Tragically/fortunately for us pigeonholers, however, Flesh World seem intent on carving their own path — even if it’s admittedly within the niche-as-fuck musical subcultures in which they reside (Punk! Indie! Queer!). I add that caveat not as a backhanded compliment, but more as a warning to the consumer not to expect free jazz or unheard symphonies from the distant future; this is still rock & roll music of the pasty and disaffected variety.

There’s an art school vibe to the whole affair — in the people-who-go-to-art-school-because-they-find-art-very-interesting positive way rather than the I-guess-“hipster”-doesn’t-really-apply-here-but-I-still-want-to-hurt-someone’s-feelings way. As one song is even directly inspired by British pop art icon David Hockney (“Poolside Boys,” with its line “I painted/Something for David…”), the observation may be entirely redundant. But, overt allusions aside, the music feels very much in the tradition of the Leeds early art punk scene. There’s an expectation that — even within the oft-times brutish context of rock music — nuance, intelligence and wanting non-processed nor spoon-fed beauty in one’s life is an admirable trait.

 

Perhaps it’s a reach to see strains of poet Frank O’Hara (who famously collaborated with artist Larry Rivers) in the album — mainly in the title track, which is about the “wild animals” in one’s life and conjures up my favorite O’Hara poem, “Animals.” There’s a fine line between O’Hara’s lines — “Have you forgotten what we were like then/ when we were still first rate/ and the day came fat with an apple in its mouth” — and Flesh World’s lyrics: “Wild animals in my life…I know they’re wild, do as they please/I opened up my civilized heart.” We choose to live among the animals, vivacious and/or cruel, and either regret this choice or regret the beasts’ absence when they’re gone. The poem and song are just two different ways of remembering the same party.

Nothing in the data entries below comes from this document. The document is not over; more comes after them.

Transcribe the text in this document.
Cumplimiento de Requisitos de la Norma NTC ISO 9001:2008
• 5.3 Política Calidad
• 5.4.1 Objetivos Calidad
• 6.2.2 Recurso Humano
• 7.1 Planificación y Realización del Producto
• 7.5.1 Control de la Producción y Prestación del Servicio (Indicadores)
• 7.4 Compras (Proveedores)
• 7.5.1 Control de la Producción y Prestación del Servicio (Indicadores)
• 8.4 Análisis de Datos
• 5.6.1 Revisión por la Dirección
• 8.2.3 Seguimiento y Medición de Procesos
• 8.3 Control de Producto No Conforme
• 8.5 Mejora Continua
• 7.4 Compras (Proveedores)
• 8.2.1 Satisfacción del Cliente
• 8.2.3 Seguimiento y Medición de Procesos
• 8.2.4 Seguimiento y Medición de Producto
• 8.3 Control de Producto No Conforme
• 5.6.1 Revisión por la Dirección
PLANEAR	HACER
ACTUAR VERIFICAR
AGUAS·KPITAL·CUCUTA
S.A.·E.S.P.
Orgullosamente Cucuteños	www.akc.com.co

That mix of the awkward art student and the cosmopolitan observer of a scene (punk/straight, gay/straight, whatever) is probably what I find most compelling about Flesh World. Scott’s lyrics tend toward the oblique and obliquely accusatory (such as “Either way, you cut my faith,” from “Just to Tear Me Down”), but they, in combination with the music, still conjure up a world of shaved-head heartbreakers and boho-alt late sleepers. There’s a coolness that’s not too cool there — it’s still full of hella joie de vivre (in the music more than the lyrics, which are not exactly lacking in the “dread of life” department — in a fun way!), just…sophisticated. Whether this comes from the drolly afflicted intonation of Jess Scott or from the guitars, which veer from tasteful to completely blissed-out within single songs, is harder to determine. I’m just the singer in a band; when God was handing out competency with music theory and notes and shit, I was in the back, huffing gas and listening to Crumbsuckers. But I dig listening to this record regardless of the wherefores.

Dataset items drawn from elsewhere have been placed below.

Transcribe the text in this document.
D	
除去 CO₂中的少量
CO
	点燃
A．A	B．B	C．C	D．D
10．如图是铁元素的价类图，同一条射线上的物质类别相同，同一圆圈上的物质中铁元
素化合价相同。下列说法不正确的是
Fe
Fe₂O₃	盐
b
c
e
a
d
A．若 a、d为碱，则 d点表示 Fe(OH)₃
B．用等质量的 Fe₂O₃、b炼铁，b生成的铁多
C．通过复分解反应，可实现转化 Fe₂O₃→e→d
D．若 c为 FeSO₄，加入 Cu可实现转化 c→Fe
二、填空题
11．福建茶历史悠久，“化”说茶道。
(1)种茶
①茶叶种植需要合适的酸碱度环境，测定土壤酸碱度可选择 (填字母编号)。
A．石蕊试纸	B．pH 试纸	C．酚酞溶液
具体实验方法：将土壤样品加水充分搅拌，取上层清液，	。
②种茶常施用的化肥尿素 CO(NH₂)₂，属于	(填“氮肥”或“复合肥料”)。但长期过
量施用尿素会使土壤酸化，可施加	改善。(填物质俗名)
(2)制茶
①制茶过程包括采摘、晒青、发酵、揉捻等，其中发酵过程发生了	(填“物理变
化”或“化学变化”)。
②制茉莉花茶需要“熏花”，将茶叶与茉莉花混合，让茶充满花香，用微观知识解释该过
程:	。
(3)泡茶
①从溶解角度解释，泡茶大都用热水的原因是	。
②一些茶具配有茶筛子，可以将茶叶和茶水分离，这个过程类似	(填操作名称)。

So, yeah, even though I’ve been pressing you against the Frigidaire at this hypothetical party and Flesh World is in the next room playing for beer money and I’m going on about how good the band is — I’m sorry. I don’t know what genre they are. Nor do I particularly care. You may care, on both counts, but that’s your journey.

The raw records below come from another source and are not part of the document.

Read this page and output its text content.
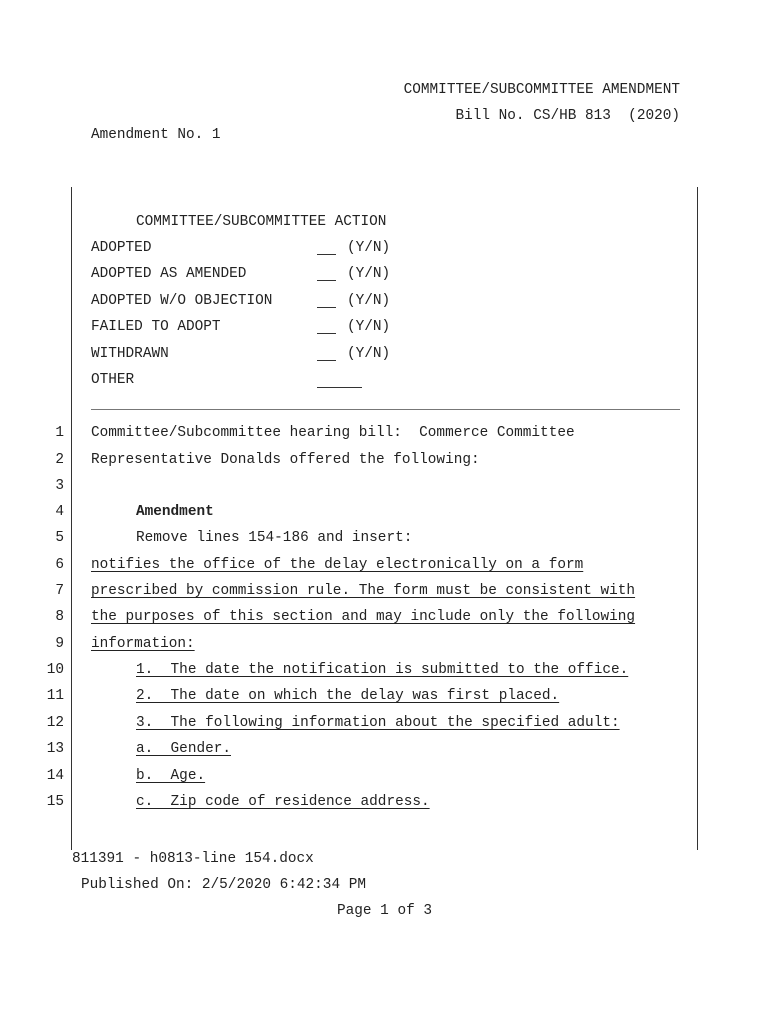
COMMITTEE/SUBCOMMITTEE AMENDMENT
Bill No. CS/HB 813  (2020)
Amendment No. 1
COMMITTEE/SUBCOMMITTEE ACTION
ADOPTED	(Y/N)
ADOPTED AS AMENDED	(Y/N)
ADOPTED W/O OBJECTION	(Y/N)
FAILED TO ADOPT	(Y/N)
WITHDRAWN	(Y/N)
OTHER
1 Committee/Subcommittee hearing bill:  Commerce Committee
2 Representative Donalds offered the following:
3
4	Amendment
5	Remove lines 154-186 and insert:
6 notifies the office of the delay electronically on a form
7 prescribed by commission rule. The form must be consistent with
8 the purposes of this section and may include only the following
9 information:
10	1.  The date the notification is submitted to the office.
11	2.  The date on which the delay was first placed.
12	3.  The following information about the specified adult:
13	a.  Gender.
14	b.  Age.
15	c.  Zip code of residence address.
811391 - h0813-line 154.docx
Published On: 2/5/2020 6:42:34 PM
Page 1 of 3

I just know what I like. I like Flesh World. I like the exhausted romanticism, the cool disdain for liars and controllers, the drums. I dig the scene cred and the indifference to scene cred both. I dig the multiple hooks in the songs that aren’t necessarily looking to pay rent to cohesion. I dig the politics, both stated in interviews and implied in the music and haircuts. And I dig the notion — fine, more a vibe I get from the record, really — that feeling defeated isn’t the same as being defeated. After all, almost all the genres that Flesh World could be placed in are predicated on reveling in the underdog status — the idea of being kicked down (by the man, by love, by a fickle and more likely entirely indifferent universe), being on one’s back, but still kicking.

 

Zachary Lipez is the singer of the band Publicist UK. He is the co-author (with Stacy Wakefield and Nick Zinner) of a number of books, most recently 131 Different Thinks (Akashic 2018). He is a freelance writer in NYC and tends bar at 124 Old Rabbit Club.